The pushback against this cultural dilatation certainly exists in the rampaging far-right movements but they, it seems, are fighting against a doomed cause. That’s why the World Cup has at times recently felt like a celebrated of an outdated concept in nationalism. It’s an ugly form of politics and one that as an internationalist leftist, I find abhorring. And certainly, the ugly parts of this have surfaced in the World Cup. England fans are never far away from controversy and reports of Nazi salutes in Russia are only a further mark of shame. How ironic that these so-called patriots espouse their rebellious anti-PC love for England by doing salutes belonging to the enemy that nearly destroyed Britain.

On the other hand the World Cup has also brought out the better, unifying powers of patriotism, something which is perceptibly different.

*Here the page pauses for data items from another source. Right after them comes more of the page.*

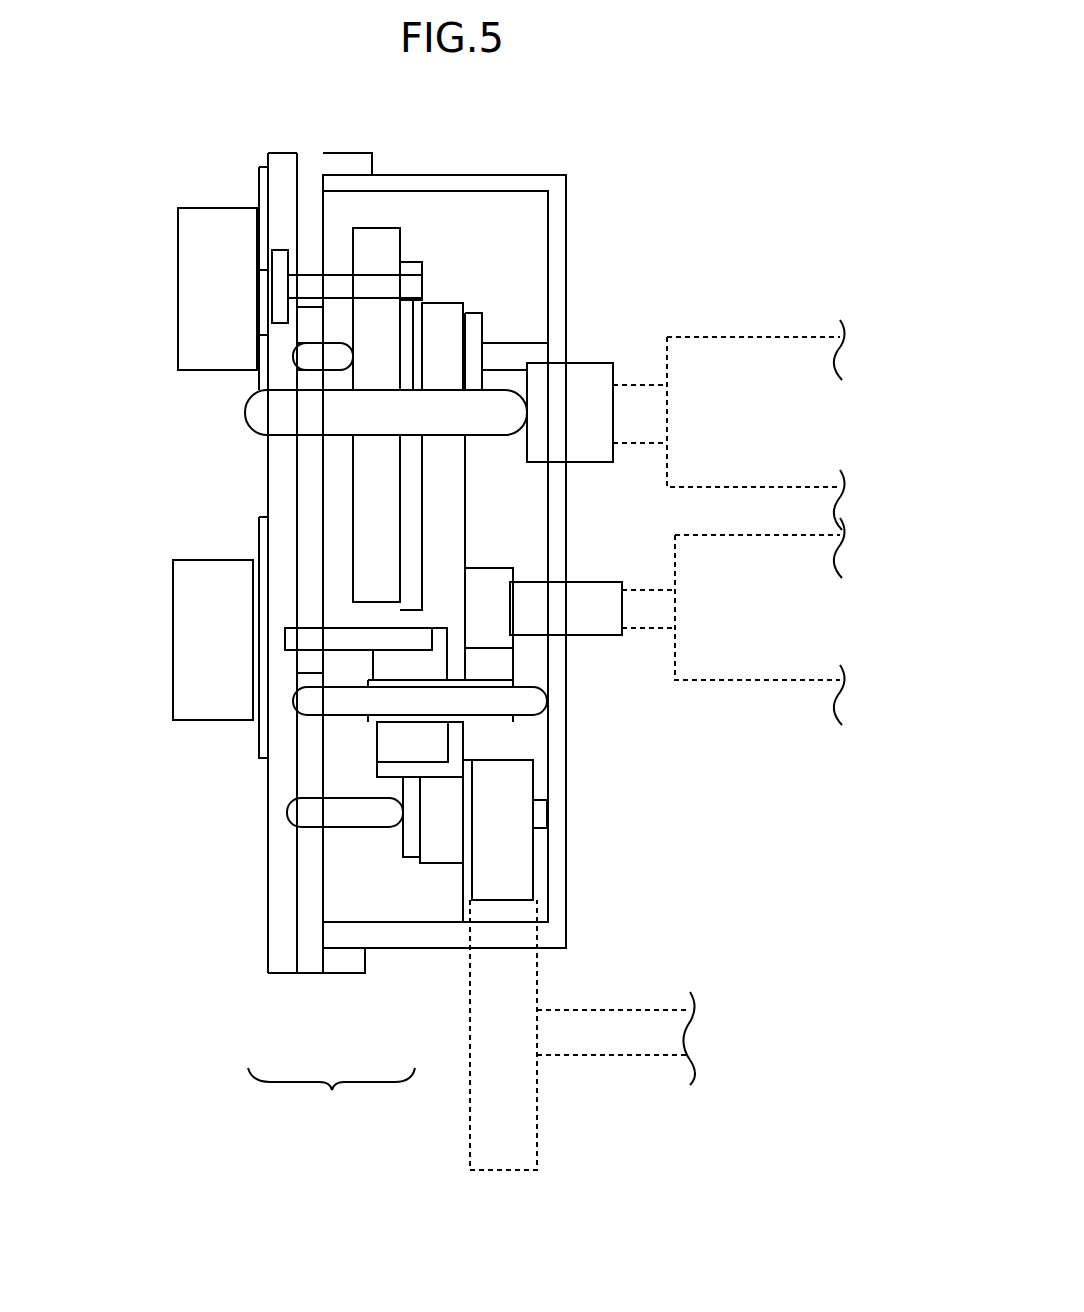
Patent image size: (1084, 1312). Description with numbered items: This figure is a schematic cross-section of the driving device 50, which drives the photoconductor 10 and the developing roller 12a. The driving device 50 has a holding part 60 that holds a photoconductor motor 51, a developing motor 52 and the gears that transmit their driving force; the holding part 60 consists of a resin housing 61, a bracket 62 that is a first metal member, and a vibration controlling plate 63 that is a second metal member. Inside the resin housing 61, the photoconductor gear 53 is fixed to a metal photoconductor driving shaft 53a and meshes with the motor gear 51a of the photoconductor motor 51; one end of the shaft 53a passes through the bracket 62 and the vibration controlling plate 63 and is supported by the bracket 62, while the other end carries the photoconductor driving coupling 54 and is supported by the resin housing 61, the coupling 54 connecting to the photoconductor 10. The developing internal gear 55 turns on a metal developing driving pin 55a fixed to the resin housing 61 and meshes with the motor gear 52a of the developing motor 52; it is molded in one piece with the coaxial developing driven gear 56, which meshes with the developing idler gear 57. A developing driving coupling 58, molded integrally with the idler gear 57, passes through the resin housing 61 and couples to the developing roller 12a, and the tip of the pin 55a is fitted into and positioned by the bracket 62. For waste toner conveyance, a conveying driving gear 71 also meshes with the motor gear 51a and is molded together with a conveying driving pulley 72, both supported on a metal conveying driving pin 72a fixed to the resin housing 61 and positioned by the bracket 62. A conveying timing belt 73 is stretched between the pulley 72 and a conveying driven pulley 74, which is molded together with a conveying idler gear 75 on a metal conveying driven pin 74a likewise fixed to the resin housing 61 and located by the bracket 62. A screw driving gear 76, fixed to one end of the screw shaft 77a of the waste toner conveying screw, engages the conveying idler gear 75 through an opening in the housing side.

The photoconductor 10 is at (740, 337).
The developing roller 12a is at (762, 680).
The driving device 50 is at (607, 195).
The photoconductor motor 51 is at (178, 290).
The motor gear 51a is at (425, 287).
The developing motor 52 is at (173, 625).
The motor gear 52a is at (330, 620).
The photoconductor gear 53 is at (385, 228).
The photoconductor driving shaft 53a is at (248, 410).
The photoconductor driving coupling 54 is at (595, 363).
The developing internal gear 55 is at (380, 747).
The developing driving pin 55a is at (540, 705).
The developing driven gear 56 is at (515, 665).
The developing idler gear 57 is at (478, 568).
The developing driving coupling 58 is at (580, 582).
The holding part 60 is at (331, 1092).
The resin housing 61 is at (390, 950).
The bracket 62 is at (322, 975).
The vibration controlling plate 63 is at (272, 975).
The conveying driving gear 71 is at (410, 265).
The conveying driving pulley 72 is at (470, 315).
The conveying driving pin 72a is at (520, 345).
The conveying timing belt 73 is at (468, 500).
The conveying driven pulley 74 is at (408, 852).
The conveying driven pin 74a is at (355, 825).
The conveying idler gear 75 is at (535, 855).
The screw driving gear 76 is at (470, 1130).
The screw shaft 77a is at (622, 1055).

Videos of England fans jubilantly celebrating the last-gasp victory over Tunisia in warm and social manner is another indication of the pulling power patriotism has in bringing people together over something to bond on. Politicians understand the power of that too, in how the creation of an external threat can ramp up national unity and briefly airbrush out of reality internal discord. In the wake of Brexit it is powerful in tying people together and reminding them that there is a shared identity that acts as the connective tissue between them. The World Cup has done this. In the days, weeks and months following Britain’s decision to leave the European Union, a liberal disdain for the English identity became clear. After all it was English nationalism that fuelled Brexit and has paved way for what feels only like looming economic chaos if a decent deal isn’t secured with the European Union. But the Royal Wedding and now the World Cup has shown that, barring the deliberately contrarian progressives who will support England’s opponents at the World Cup, people can come together for a moment. That sense of community and togetherness, frayed by capitalism’s atomisation of society, is a powerful thing.

For those on the left grasping this psychological yearning for a cultural and national identity is difficult because it leads to possible xenophobia, jingoism and clashes with our own liberal view of immigration and borderless solidarity. Communion decided within borders rather than between is not where the world should be going to.

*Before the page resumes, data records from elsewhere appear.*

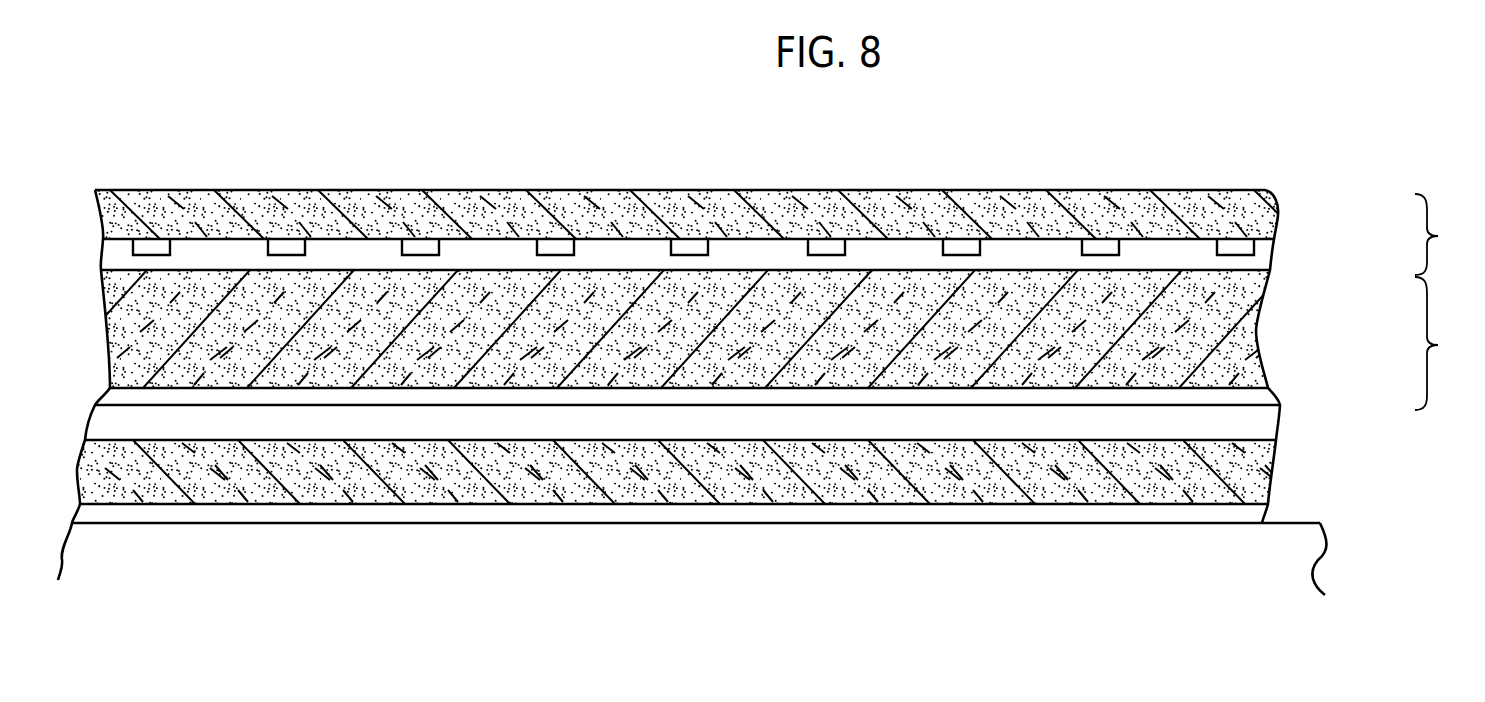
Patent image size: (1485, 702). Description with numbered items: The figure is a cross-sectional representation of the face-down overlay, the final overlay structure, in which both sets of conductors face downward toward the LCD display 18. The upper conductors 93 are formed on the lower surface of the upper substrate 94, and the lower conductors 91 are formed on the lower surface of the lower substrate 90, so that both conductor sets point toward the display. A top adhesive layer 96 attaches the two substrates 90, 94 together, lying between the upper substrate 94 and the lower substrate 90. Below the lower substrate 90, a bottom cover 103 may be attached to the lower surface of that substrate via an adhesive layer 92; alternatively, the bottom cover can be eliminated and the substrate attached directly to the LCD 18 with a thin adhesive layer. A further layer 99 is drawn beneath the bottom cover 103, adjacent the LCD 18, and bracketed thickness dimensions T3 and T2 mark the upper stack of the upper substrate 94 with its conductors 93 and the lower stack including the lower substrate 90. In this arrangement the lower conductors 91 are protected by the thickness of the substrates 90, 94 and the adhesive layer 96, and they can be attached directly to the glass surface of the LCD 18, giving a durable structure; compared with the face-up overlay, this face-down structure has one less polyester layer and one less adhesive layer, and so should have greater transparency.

The upper substrate 94 is at (1258, 230).
The upper conductors 93 is at (1255, 258).
The top adhesive layer 96 is at (1245, 266).
The lower substrate 90 is at (1253, 352).
The lower conductors 91 is at (1253, 400).
The adhesive layer 92 is at (1265, 430).
The bottom cover 103 is at (1265, 470).
The bottom layer 99 is at (1260, 512).
The LCD display 18 is at (1322, 580).
The thickness T3 is at (1444, 234).
The thickness T2 is at (1444, 343).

But patriotism need only be worrying when it morphs into nationalism, an ugly brand of politics that is rather different. A patriot can celebrate the things in the country if it isn’t then used to project supremacy over others. British people are patriotic about the Royal Family, Wimbledon, Wembley, the BBC and the NHS. These are things that we identify as definitively British and there should be immense pride in them. Nationalism is something else, when pride and love becomes a hatred of others and a refusal to acknowledge that with every cultural history comes the darker moments that we would rather blot out. A patriot acknowledges that the Empire happened and with it uncountable atrocities. They love Britain but do not use it to demonise immigrants or those who don’t look like them. A nationalist does all of these things and more.

Terminology also can be a little confusing here. Nationalism on the left isn’t always reviled. When it’s done by the Kurds, Palestinians, Catalans and Scots it’s usually cheered. But it is vehemently rejected when espoused by Americans, the English or others. This might feel like selective outrage but there is a point that nationalism can sometimes simply be the basic elements of constructing an identity as a unifying mark of resistance in some sort of struggle as it is with the Kurds and others. But in other cases it’s used to project absolute supremacy and bigotry, as we see sometimes here or in places like India where Hindu nationalism persecutes other minorities or in America where nationalism has created a hatred of Mexicans and other immigrants.

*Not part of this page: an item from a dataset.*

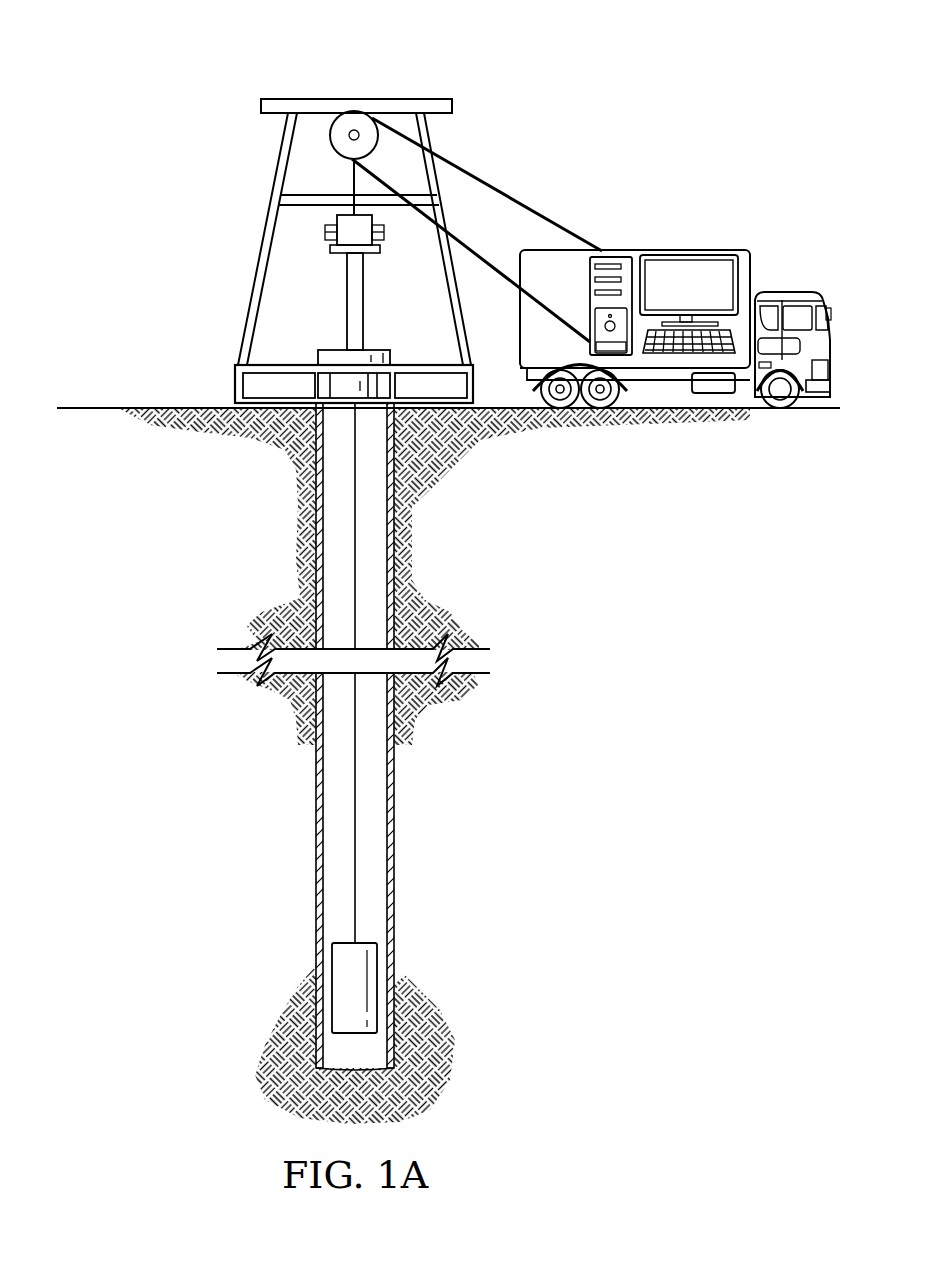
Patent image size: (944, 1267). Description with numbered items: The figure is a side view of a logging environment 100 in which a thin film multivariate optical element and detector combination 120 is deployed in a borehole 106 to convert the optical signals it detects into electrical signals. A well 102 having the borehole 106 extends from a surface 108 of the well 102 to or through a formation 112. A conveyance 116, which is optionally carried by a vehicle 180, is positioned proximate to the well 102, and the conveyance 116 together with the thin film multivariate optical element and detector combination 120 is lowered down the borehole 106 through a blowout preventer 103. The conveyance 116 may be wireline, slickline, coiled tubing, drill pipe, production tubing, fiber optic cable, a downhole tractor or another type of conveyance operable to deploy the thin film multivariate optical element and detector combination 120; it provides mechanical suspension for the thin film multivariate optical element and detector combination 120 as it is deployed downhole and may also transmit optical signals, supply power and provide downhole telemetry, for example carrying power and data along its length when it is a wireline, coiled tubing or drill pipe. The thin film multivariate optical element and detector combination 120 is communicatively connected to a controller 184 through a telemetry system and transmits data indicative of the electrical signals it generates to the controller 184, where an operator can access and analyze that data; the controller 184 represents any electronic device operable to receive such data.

We should be careful with patriotism and never let it veer into prejudice and sneering bigotry towards others. But a quiet pride and love of one’s country, reaffirmed by the World Cup, should never be a bad thing. This tournament has shown the good and bad of nationalism, but for most part shown us that in times of political turbulence and instability, we sometimes just need something we all share and love in common to bring us together for one moment.